紀州南高梅とは

「紀州南高梅」は、和歌山県の特定の地域でのみ栽培される、歴史と地形が作る最高級の梅です。
大粒で果肉が厚く、皮が極めて薄く柔らかいのが特徴で、その品質は他の追随を許しません。

紀州における梅栽培の歴史は古く、江戸時代にまで遡ります。

当時の紀州藩田辺領主であった安藤直次が、。急斜面の土地を有効活用するため、農民に梅の栽培を奨励し、田辺・みなべ地方を中心に広がりました。

「南高梅」という品種が確立したのは戦後、昭和25年頃のことです。優良品種を選抜する取り組みの中で、上南部村長の長男である高田貞楠氏、南部高校の教諭であった竹中勝太郎氏らが中心となり、5年間の調査研究を経て最も優れた品種を選定しました。
この品種がのちに「南高梅」と名付けられました。
高校名と高田氏の名前から一文字づつとって付けたともいわれていますが、この先人たちの情熱と努力が、現在のブランドを築き上げたのです。

【独自の地形と土壌:みなべ・田辺地域ならではの環境】

最高品質の南高梅が育つのは、和歌山県の中でもみなべ町や田辺市といった限られた地域です。この地域特有の以下の条件が、他県では真似できない梅を生み出します。

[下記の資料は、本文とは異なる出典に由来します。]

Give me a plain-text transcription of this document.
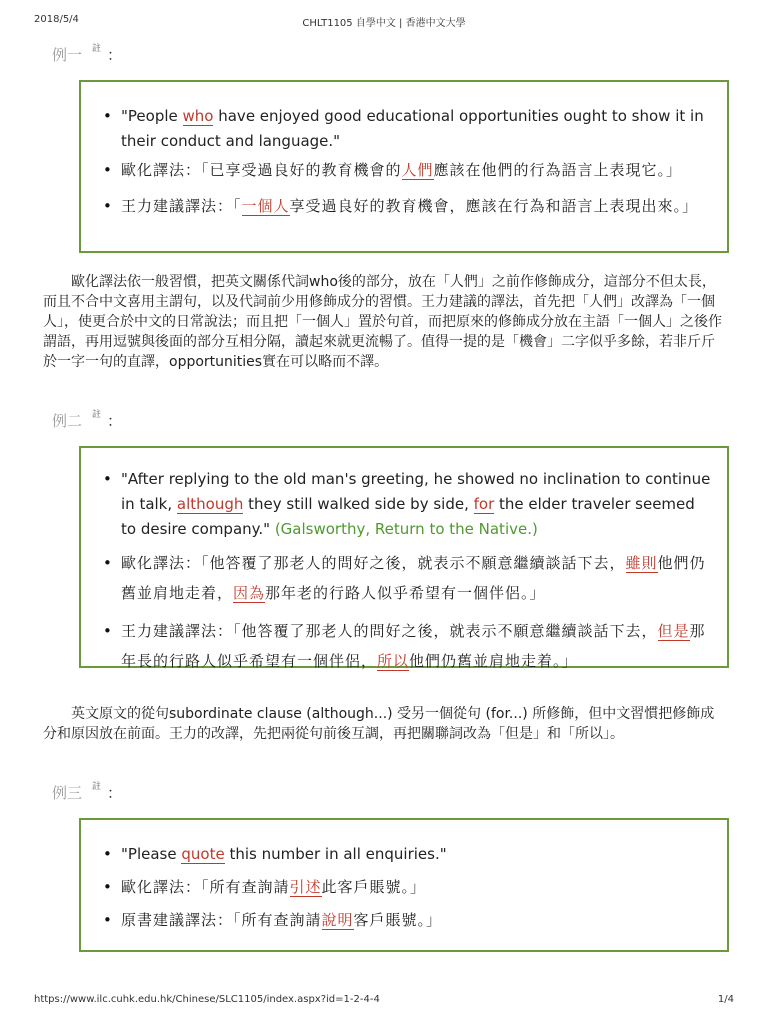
2018/5/4	CHLT1105 自學中文 | 香港中文大學
例一 $^註$ ：
• "People who have enjoyed good educational opportunities ought to show it in their conduct and language."
• 歐化譯法：「已享受過良好的教育機會的人們應該在他們的行為語言上表現它。」
• 王力建議譯法：「一個人享受過良好的教育機會，應該在行為和語言上表現出來。」
歐化譯法依一般習慣，把英文關係代詞who後的部分，放在「人們」之前作修飾成分，這部分不但太長，而且不合中文喜用主謂句，以及代詞前少用修飾成分的習慣。王力建議的譯法，首先把「人們」改譯為「一個人」，使更合於中文的日常說法；而且把「一個人」置於句首，而把原來的修飾成分放在主語「一個人」之後作謂語，再用逗號與後面的部分互相分隔，讀起來就更流暢了。值得一提的是「機會」二字似乎多餘，若非斤斤於一字一句的直譯，opportunities實在可以略而不譯。
例二 $^註$ ：
• "After replying to the old man's greeting, he showed no inclination to continue in talk, although they still walked side by side, for the elder traveler seemed to desire company." (Galsworthy, Return to the Native.)
• 歐化譯法：「他答覆了那老人的問好之後，就表示不願意繼續談話下去，雖則他們仍舊並肩地走着，因為那年老的行路人似乎希望有一個伴侶。」
• 王力建議譯法：「他答覆了那老人的問好之後，就表示不願意繼續談話下去，但是那年長的行路人似乎希望有一個伴侶，所以他們仍舊並肩地走着。」
英文原文的從句subordinate clause (although...) 受另一個從句 (for...) 所修飾，但中文習慣把修飾成分和原因放在前面。王力的改譯，先把兩從句前後互調，再把關聯詞改為「但是」和「所以」。
例三 $^註$ ：
• "Please quote this number in all enquiries."
• 歐化譯法：「所有查詢請引述此客戶賬號。」
• 原書建議譯法：「所有查詢請說明客戶賬號。」
https://www.ilc.cuhk.edu.hk/Chinese/SLC1105/index.aspx?id=1-2-4-4	1/4
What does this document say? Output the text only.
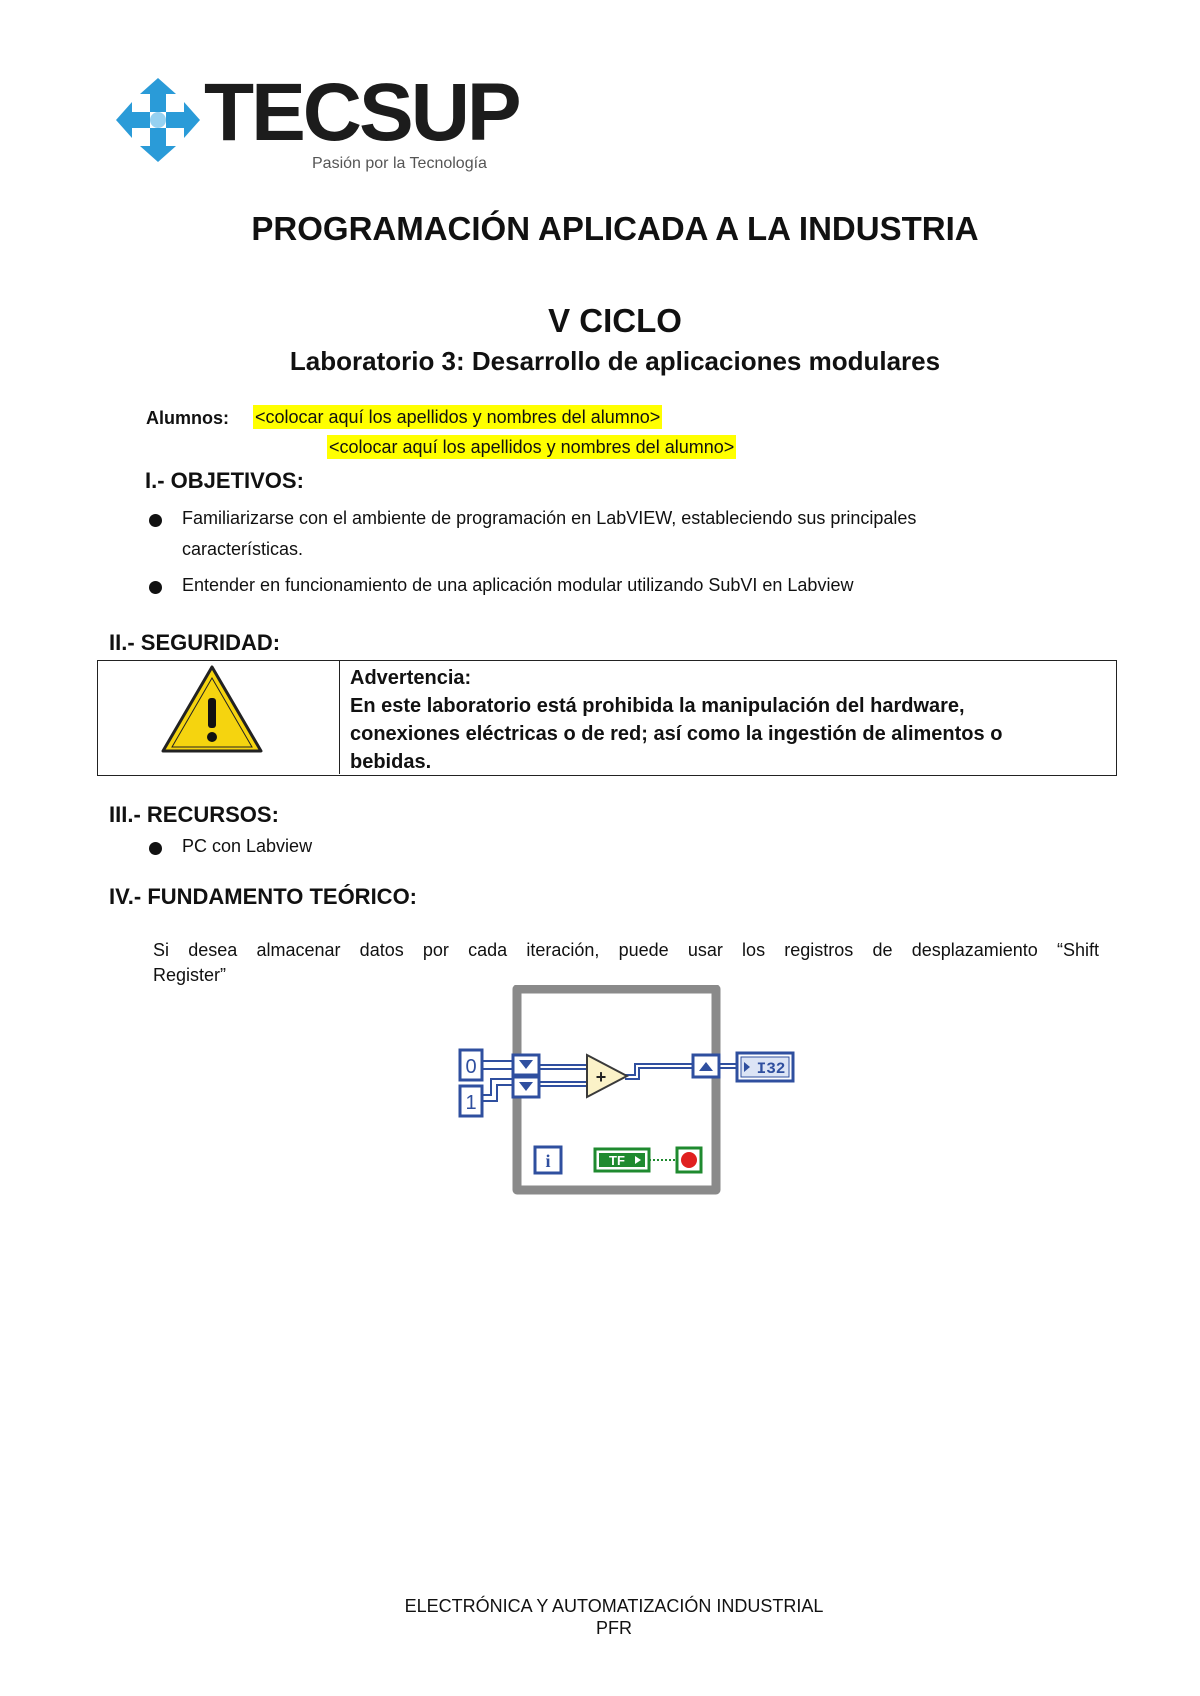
TECSUP
Pasión por la Tecnología
PROGRAMACIÓN APLICADA A LA INDUSTRIA
V CICLO
Laboratorio 3: Desarrollo de aplicaciones modulares
Alumnos: <colocar aquí los apellidos y nombres del alumno>
<colocar aquí los apellidos y nombres del alumno>
I.- OBJETIVOS:
Familiarizarse con el ambiente de programación en LabVIEW, estableciendo sus principales
características.
Entender en funcionamiento de una aplicación modular utilizando SubVI en Labview
II.- SEGURIDAD:
Advertencia:
En este laboratorio está prohibida la manipulación del hardware,
conexiones eléctricas o de red; así como la ingestión de alimentos o
bebidas.
III.- RECURSOS:
PC con Labview
IV.- FUNDAMENTO TEÓRICO:
Si desea almacenar datos por cada iteración, puede usar los registros de desplazamiento “Shift
Register”
0
1
+	I32
i	TF
ELECTRÓNICA Y AUTOMATIZACIÓN INDUSTRIAL
PFR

  • 水はけの良い急傾斜地: 梅は水はけの良い土地を好みます。この地域の多くは山が海岸近くまで迫る急斜面で構成されており、この地形が梅の栽培に最適です。
  • 中性質の土壌: 梅の成長にはカルシウムが豊富な中性質の土壌が必要であり、この地域はまさにその条件を満たしています。
  • 「みなべ・田辺の梅システム」: 薪炭林を残しつつ梅林を開墾するという独自の土地利用は、防災や生物多様性の保全にもつながっており、世界農業遺産にも認定されています。

紀州南高梅の最大の魅力は、その圧倒的な品質にあります。

  • 大粒で肉厚: 果実が非常に大きく、平均で22g~35gにもなります。種が小さいため、可食部である果肉がたっぷり詰まっています。
  • 皮が極めて薄く柔らかい: 完熟するとほんのり美しい紅をさし、皮が薄く柔らかくなるため、口の中でとろけるような食感を生み出します。
  • 芳醇な香りとバランス: 熟した梅からは芳醇な香りが漂い、甘みと酸味のバランスが絶妙です。

この特別な環境と歴史、そして生産者のこだわりによって生み出される紀州南高梅は、まさに食を極めた大人にふさわしい逸品と言えるでしょう。